Mesmo assim, para os críticos a situação é completamente diferente. O processo do INS seria injetar células-tronco humanas em embriões animais em uma fase muito precoce, o que significaria que as células humanas poderiam teoricamente contribuir no desenvolvimento do animal. Assim, o animal se tornaria algo meio humano e meio animal. É por essa razão específica que os críticos são totalmente contra esse estudo.


De qualquer forma, nem todos parecem concordar com eles. Alguns, como o diretor da Universidade Columbia, mestre do programa de bioética, Robert Klitzman, inclusive já defenderam a pesquisa já que poderia ajudar a curar milhares de pessoas com doenças. Mas ele sente que deveria ter um comité forte e independente no estudo para prevenir quaisquer abusos dos pesquisadores. 

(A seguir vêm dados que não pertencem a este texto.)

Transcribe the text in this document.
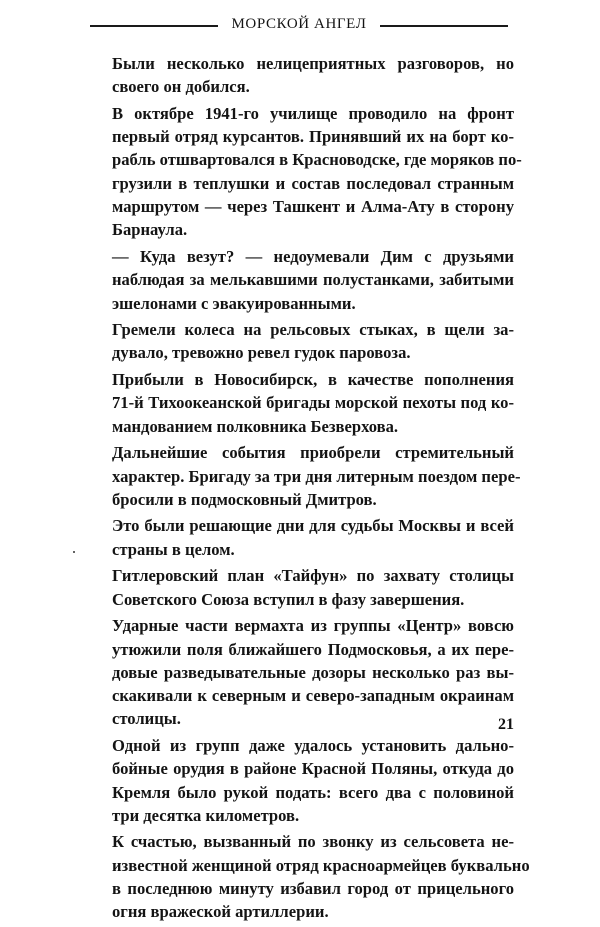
МОРСКОЙ АНГЕЛ

Были несколько нелицеприятных разговоров, но
своего он добился.

В октябре 1941-го училище проводило на фронт
первый отряд курсантов. Принявший их на борт ко-
рабль отшвартовался в Красноводске, где моряков по-
грузили в теплушки и состав последовал странным
маршрутом — через Ташкент и Алма-Ату в сторону
Барнаула.

— Куда везут? — недоумевали Дим с друзьями
наблюдая за мелькавшими полустанками, забитыми
эшелонами с эвакуированными.

Гремели колеса на рельсовых стыках, в щели за-
дувало, тревожно ревел гудок паровоза.

Прибыли в Новосибирск, в качестве пополнения
71-й Тихоокеанской бригады морской пехоты под ко-
мандованием полковника Безверхова.

Дальнейшие события приобрели стремительный
характер. Бригаду за три дня литерным поездом пере-
бросили в подмосковный Дмитров.

Это были решающие дни для судьбы Москвы и всей
страны в целом.

Гитлеровский план «Тайфун» по захвату столицы
Советского Союза вступил в фазу завершения.

Ударные части вермахта из группы «Центр» вовсю
утюжили поля ближайшего Подмосковья, а их пере-
довые разведывательные дозоры несколько раз вы-
скакивали к северным и северо-западным окраинам
столицы.

Одной из групп даже удалось установить дально-
бойные орудия в районе Красной Поляны, откуда до
Кремля было рукой подать: всего два с половиной
три десятка километров.

К счастью, вызванный по звонку из сельсовета не-
известной женщиной отряд красноармейцев буквально
в последнюю минуту избавил город от прицельного
огня вражеской артиллерии.

21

“Se nós queremos fazer uma pesquisa sobre a esquizofrenia e o Alzheimer e depressão, nós não podemos prontamente pegar células cerebrais humanas com essas doenças, porque não podemos abrir cérebros humanos enquanto as pessoas estão vivas.

Ao que adiciona: “Nós precisamos ser cautelosos com as células cerebrais humanas. O que não queremos é um camundongo ou um chimpanzé que de repente tem qualidades humanas, porque moralmente isso cria um grande número de problemas”, diz ele.